Optimizer

optd implements the Columbia Cascades framework based on Yongwen Xu's master's thesis. The implementation can be found at optd-core/src/cascades.

In optd, the plan nodes are represented as a tree or DAG using the RelNode structure (we will explain this in Plan Representation). For example, a join-filter-projection plan will be represented as:

the original optd plan representation

The key idea of Cascades optimizer is to have a memo table that memorizes some information, so the the search process will not do the same search task twice. Therefore, inside the Cascades optimizer, the plan will be stored using RelMemoNode instead, where the children of a plan node will be stored as an integer id instead of the concrete plan nodes.

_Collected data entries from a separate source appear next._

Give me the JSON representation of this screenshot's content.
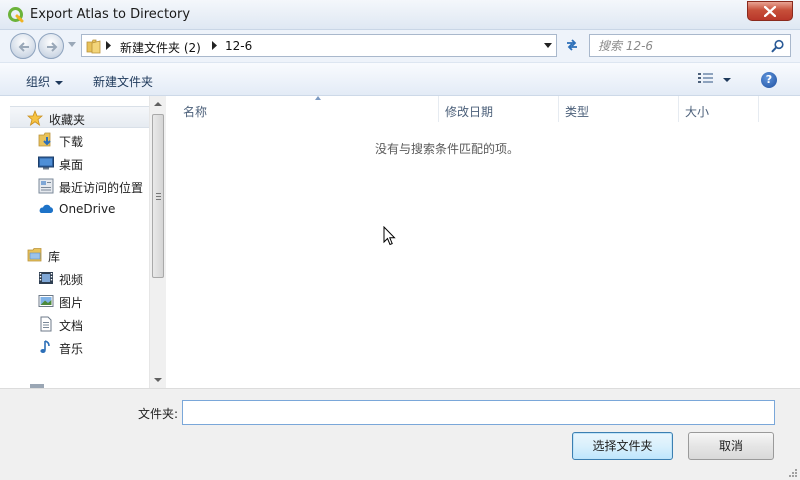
{
  "window": {
    "title": "Export Atlas to Directory"
  },
  "address": {
    "crumbs": [
      "新建文件夹 (2)",
      "12-6"
    ]
  },
  "search": {
    "placeholder": "搜索 12-6"
  },
  "toolbar": {
    "organize_label": "组织",
    "new_folder_label": "新建文件夹",
    "help_label": "?"
  },
  "nav": {
    "favorites_label": "收藏夹",
    "favorites": [
      {
        "label": "下载",
        "icon": "download-folder-icon"
      },
      {
        "label": "桌面",
        "icon": "desktop-icon"
      },
      {
        "label": "最近访问的位置",
        "icon": "recent-places-icon"
      },
      {
        "label": "OneDrive",
        "icon": "onedrive-icon"
      }
    ],
    "libraries_label": "库",
    "libraries": [
      {
        "label": "视频",
        "icon": "video-icon"
      },
      {
        "label": "图片",
        "icon": "pictures-icon"
      },
      {
        "label": "文档",
        "icon": "documents-icon"
      },
      {
        "label": "音乐",
        "icon": "music-icon"
      }
    ]
  },
  "columns": [
    "名称",
    "修改日期",
    "类型",
    "大小"
  ],
  "empty_message": "没有与搜索条件匹配的项。",
  "footer": {
    "folder_label": "文件夹:",
    "folder_value": "",
    "select_button": "选择文件夹",
    "cancel_button": "取消"
  },
  "colors": {
    "accent": "#3c7fb1",
    "close_button": "#c7503a"
  }
}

the memo table optd plan representation

After storing the user-provided plan into the memo table using the memo representation, the optimizer will start the optimization process by invoking the Columbia Cascades tasks. The optimizer maintains ongoing tasks as a stack. Each task can invoke other tasks. The optimization process stops when all the stack becomes empty, or when it reaches the exploration budget. The task invocation graph is as below, as in the Columbia paper.

the task invocation graph

Here, Group corresponds to the MExpr in the Cascades paper, and Expr is simply Expr in the Cascades paper. An expression can be a plan node (i.e., join, projection) or an expression (as in projection, or filter condition). The task implementations can be found in optd-core/src/cascades/tasks. The apply rule task will invoke user-defined rules and produce new expressions in the group. The implementation of the rule engine can be found in Rule Engine. For example, after invoking the join reordering rule and the physical transformation rule, we will have the following expressions in the memo table group.

apply rule

Note that we store physical expressions (i.e., NLJ/HashJoin) and logical expressions (i.e., Join) in the same group.

One special thing about the optd Cascades optimizer is that it persists states across runs. The states include: whether a rule is invoked or not, all the elements in the memo table, etc. The persistence property makes it possible for the optimizer to associate runtime information with the plan nodes, and use these runtime information in subsequent optimizations. You can learn more about adaptive optimization in optd in Re-optimization and Partial Exploration.

optd also provides a heuristics optimizer engine for testing rule implementation. It can be found at optd-core/src/heuristics.